Mindful of his good fortune, Pietersen restrained his inclination in the remainder of the session. Even when Australia took the second new ball, he left the strokeplay to Bell, who reached his 50 just before tea, thanks to the usual variety of clips, cuts, and drives.
The proforma persisted into the evening, Bell’s control almost indecent, Pietersen again circumspect. But the bowling was consistently demanding. When Siddle induced Pietersen to edge, the ball running through the vacant second slip area, it brought his first boundary in more than two hours. Then, in the next over, Harris found a little bit of extra bounce and movement, cutting Bell in half and clattering the top of his off-stump. Having not looked for a moment like losing his wicket, Bell was gone to a ball simply too good not to snatch it from him, for 60 – including 46 runs’ worth of boundaries – with England’s score at 225.
This brought to the wicket Jonny Bairstow, who had scored just two, when Starc bowled a short, wide ball, trying to tempt Pietersen into a big shot to bring up his century, and Pietersen slashed it up and over point for four.
Bairstow’s busyness kept things moving, but every time Australia was desperate for a wicket, it got one. With his score at 22, Starc persuaded Bairstow into a drive, and Watson took a very smart catch down by his right ankle. This did little to assuage Watson’s frustration following an afternoon of near things, and the ball was thrown away in something approximating to disgust.
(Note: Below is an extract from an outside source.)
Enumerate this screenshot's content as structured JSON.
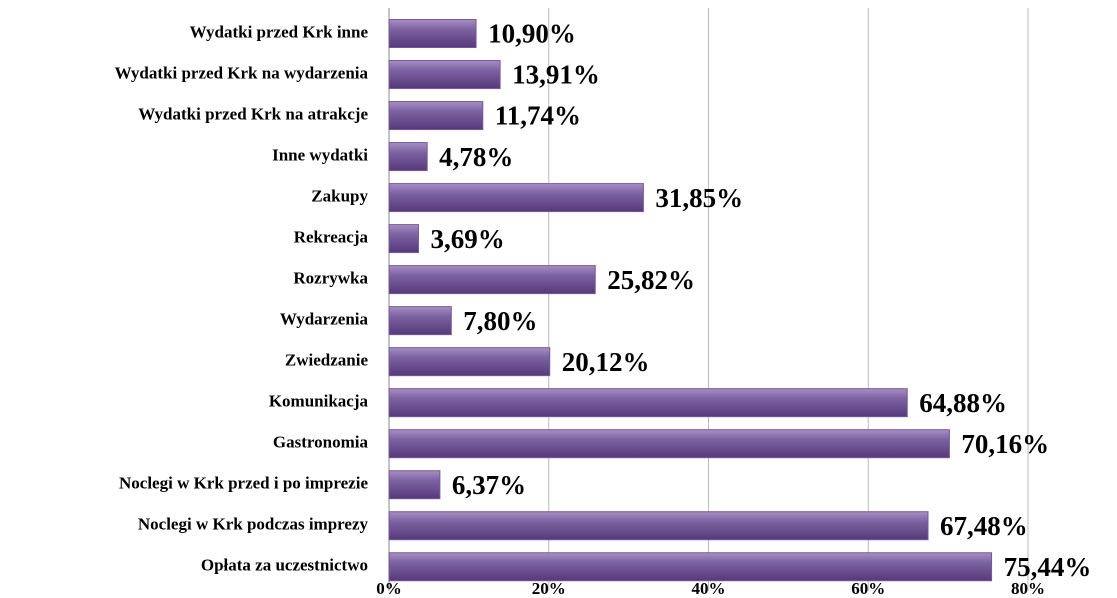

But just four overs later came further consolation. Starc, who had his best day of the series, found some late movement to move the ball away from Pietersen, who misjudged the line and was caught on the pad. The review was requested almost apologetically, revealing that he was out, and then some, leaving to a richly merited standing ovation. Perhaps the least typical of all his Test centuries, and for precisely that reason, it was also one of his best, and certainly one of his most important. Talent is almost always worth the trouble.